The historic HMS Pembroke barracks buildings, which form a part of the World Heritage Site application for Chatham Dockyard and its Defences, are the heart of the campus.

In 2007, the Pilkington Building (former Canteen Building, now Refectory, lecture theatre and other offices) and the Drill Hall Library were both joint winners of the Building Renovation category of the Kent Design Awards.

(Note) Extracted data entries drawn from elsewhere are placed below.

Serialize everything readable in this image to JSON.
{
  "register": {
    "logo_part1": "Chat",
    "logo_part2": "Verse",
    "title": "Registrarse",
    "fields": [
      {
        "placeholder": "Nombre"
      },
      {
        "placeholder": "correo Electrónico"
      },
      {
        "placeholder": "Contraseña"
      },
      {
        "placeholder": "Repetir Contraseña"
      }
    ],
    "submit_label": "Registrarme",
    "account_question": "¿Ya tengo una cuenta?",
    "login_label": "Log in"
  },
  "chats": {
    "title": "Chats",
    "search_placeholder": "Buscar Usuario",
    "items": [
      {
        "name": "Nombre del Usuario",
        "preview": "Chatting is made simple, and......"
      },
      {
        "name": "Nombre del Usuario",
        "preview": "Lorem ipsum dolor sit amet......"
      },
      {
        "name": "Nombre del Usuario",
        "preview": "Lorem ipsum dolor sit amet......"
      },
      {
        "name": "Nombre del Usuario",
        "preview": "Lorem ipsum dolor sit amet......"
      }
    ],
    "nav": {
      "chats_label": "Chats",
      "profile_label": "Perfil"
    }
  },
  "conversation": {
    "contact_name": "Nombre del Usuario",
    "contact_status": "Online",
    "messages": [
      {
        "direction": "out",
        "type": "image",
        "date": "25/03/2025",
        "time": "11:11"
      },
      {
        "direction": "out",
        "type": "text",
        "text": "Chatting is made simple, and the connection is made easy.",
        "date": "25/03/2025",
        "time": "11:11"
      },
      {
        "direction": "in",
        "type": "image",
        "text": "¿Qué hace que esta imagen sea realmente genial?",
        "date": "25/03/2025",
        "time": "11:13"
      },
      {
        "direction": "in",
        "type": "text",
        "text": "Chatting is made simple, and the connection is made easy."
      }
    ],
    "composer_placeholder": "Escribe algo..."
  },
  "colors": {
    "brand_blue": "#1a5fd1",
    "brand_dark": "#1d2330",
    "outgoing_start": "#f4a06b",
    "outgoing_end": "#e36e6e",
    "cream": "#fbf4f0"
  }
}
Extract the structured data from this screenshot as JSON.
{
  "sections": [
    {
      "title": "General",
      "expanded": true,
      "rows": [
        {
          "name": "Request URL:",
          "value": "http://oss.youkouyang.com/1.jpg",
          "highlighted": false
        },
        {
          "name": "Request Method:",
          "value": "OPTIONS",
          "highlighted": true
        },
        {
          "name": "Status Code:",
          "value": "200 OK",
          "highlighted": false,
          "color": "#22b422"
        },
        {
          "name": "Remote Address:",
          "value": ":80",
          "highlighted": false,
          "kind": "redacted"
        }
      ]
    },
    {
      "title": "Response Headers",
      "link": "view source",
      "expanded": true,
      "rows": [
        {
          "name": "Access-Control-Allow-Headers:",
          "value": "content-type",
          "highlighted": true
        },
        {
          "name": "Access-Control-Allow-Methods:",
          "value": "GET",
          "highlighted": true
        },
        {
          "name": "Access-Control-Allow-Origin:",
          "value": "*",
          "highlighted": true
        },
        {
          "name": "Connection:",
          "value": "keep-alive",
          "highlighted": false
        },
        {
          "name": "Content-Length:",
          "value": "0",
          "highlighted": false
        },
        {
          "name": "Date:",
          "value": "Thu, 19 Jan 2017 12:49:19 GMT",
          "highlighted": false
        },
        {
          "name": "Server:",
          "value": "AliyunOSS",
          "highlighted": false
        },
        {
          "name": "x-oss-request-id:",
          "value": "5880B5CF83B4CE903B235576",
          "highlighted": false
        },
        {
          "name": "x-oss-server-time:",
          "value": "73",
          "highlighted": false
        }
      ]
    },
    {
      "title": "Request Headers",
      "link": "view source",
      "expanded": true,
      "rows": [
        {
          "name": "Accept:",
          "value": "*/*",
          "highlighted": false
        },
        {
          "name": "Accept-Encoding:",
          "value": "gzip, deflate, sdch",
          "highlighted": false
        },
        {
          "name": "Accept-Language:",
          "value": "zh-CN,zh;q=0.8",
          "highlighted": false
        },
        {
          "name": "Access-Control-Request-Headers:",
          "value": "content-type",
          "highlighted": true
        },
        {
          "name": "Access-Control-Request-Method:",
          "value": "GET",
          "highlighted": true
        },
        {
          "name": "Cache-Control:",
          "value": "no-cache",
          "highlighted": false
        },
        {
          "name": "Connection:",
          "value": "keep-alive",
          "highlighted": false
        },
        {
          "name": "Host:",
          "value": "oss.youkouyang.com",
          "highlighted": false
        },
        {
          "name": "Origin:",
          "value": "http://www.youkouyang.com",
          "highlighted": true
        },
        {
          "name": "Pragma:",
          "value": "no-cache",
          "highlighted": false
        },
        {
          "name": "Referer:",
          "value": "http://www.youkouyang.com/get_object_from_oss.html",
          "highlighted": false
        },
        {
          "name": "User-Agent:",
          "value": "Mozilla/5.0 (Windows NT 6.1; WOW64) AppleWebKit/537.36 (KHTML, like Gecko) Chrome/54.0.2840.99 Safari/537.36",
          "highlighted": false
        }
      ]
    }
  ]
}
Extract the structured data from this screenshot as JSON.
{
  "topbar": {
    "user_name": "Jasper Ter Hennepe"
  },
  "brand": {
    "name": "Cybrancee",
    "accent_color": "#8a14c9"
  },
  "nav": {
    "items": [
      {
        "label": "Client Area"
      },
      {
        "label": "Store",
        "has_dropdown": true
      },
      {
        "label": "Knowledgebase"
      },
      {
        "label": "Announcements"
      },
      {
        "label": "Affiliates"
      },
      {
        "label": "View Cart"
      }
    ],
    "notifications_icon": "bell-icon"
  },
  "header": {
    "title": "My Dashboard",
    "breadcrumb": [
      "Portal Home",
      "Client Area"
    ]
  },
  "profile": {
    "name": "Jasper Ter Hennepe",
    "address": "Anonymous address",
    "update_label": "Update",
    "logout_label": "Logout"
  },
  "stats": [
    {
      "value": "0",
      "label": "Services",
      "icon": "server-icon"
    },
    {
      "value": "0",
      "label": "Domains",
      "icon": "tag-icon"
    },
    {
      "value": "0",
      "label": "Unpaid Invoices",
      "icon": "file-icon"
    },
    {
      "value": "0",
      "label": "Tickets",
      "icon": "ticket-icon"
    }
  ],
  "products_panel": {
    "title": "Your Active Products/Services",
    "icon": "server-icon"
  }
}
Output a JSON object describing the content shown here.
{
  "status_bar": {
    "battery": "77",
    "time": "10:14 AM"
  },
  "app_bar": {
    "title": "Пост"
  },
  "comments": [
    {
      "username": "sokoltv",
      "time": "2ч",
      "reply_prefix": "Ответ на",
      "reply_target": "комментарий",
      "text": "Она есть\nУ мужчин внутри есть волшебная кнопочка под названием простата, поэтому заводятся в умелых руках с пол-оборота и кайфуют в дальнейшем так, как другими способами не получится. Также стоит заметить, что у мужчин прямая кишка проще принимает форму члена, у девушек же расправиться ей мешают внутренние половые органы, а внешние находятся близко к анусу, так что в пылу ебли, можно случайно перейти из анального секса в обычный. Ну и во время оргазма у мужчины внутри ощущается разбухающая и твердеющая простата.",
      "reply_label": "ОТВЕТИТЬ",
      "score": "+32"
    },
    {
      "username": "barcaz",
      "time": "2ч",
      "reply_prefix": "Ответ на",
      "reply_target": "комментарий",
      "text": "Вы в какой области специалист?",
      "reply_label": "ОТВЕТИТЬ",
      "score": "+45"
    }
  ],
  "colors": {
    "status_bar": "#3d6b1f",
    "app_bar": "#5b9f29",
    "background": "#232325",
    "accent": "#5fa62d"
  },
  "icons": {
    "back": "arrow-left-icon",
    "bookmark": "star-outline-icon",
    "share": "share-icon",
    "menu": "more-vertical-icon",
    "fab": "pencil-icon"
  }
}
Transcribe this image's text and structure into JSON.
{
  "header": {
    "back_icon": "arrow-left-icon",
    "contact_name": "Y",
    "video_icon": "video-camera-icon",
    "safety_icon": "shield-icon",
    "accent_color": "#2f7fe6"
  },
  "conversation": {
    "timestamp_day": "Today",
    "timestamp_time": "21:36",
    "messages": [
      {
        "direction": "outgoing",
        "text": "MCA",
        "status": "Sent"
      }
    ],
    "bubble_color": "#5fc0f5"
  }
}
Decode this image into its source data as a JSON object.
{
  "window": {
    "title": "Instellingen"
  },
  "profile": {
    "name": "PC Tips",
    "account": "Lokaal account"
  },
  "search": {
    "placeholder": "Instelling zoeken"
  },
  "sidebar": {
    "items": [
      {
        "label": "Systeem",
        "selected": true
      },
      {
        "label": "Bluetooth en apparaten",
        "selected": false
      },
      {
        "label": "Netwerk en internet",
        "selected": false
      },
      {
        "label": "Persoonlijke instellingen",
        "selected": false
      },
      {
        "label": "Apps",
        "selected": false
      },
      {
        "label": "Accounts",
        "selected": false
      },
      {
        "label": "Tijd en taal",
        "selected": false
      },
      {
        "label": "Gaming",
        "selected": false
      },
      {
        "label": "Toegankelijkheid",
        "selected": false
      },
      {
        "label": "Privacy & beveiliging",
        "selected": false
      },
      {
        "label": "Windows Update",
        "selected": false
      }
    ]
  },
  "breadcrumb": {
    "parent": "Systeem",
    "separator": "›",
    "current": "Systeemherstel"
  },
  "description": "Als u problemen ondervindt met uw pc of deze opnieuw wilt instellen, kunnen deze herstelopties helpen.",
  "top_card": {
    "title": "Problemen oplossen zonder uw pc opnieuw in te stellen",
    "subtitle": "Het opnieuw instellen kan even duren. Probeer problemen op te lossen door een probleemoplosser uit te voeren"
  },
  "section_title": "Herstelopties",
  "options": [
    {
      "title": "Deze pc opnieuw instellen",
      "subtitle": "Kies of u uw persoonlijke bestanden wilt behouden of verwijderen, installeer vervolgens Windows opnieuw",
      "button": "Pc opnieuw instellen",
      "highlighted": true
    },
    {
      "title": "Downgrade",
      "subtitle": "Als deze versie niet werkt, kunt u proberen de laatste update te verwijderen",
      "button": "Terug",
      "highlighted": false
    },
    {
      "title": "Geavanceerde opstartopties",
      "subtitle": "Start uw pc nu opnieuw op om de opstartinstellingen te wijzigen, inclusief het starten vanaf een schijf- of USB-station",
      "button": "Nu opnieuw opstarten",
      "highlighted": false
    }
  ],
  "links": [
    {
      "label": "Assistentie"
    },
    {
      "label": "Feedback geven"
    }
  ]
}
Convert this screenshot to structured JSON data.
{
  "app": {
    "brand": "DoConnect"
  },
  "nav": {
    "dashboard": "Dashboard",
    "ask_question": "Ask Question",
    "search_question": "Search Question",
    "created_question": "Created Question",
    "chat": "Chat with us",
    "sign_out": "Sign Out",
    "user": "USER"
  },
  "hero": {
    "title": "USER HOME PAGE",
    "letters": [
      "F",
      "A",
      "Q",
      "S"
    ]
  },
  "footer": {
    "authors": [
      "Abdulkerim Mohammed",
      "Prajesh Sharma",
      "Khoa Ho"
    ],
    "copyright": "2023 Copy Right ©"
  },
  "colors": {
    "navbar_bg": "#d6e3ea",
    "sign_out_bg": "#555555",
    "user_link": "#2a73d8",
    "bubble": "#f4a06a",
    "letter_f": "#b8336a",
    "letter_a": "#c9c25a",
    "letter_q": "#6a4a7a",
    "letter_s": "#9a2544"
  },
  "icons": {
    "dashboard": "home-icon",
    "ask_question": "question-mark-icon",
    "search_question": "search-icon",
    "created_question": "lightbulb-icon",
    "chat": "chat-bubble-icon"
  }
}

The Medway Building at the University of Kent as part of the Universities at Medway campus, was nominated for Best Public Building at the 2010 Kent Design Awards.

==Departments==
The following subjects are taught on campus:
- University of Greenwich School of Science;
- University of Greenwich School of Engineering;
- University of Greenwich School of Health and Social Care;
- University of Greenwich School of Business and Computing
- Natural Resources Institute;
- Medway School of Pharmacy;
- University of Kent School of Sport and Exercise Sciences;
- Kent Business School (Historic Dockyard site)
- Kent School of Computing
- University of Kent School of Social Policy, Sociology and Social Research (SSPSSR);
- University of Kent Centre for Journalism;
- University of Kent Centre of Music and Audio Technology (Historic Dockyard site)

==Library==
The universities share use of the Grade II listed Drill Hall Library.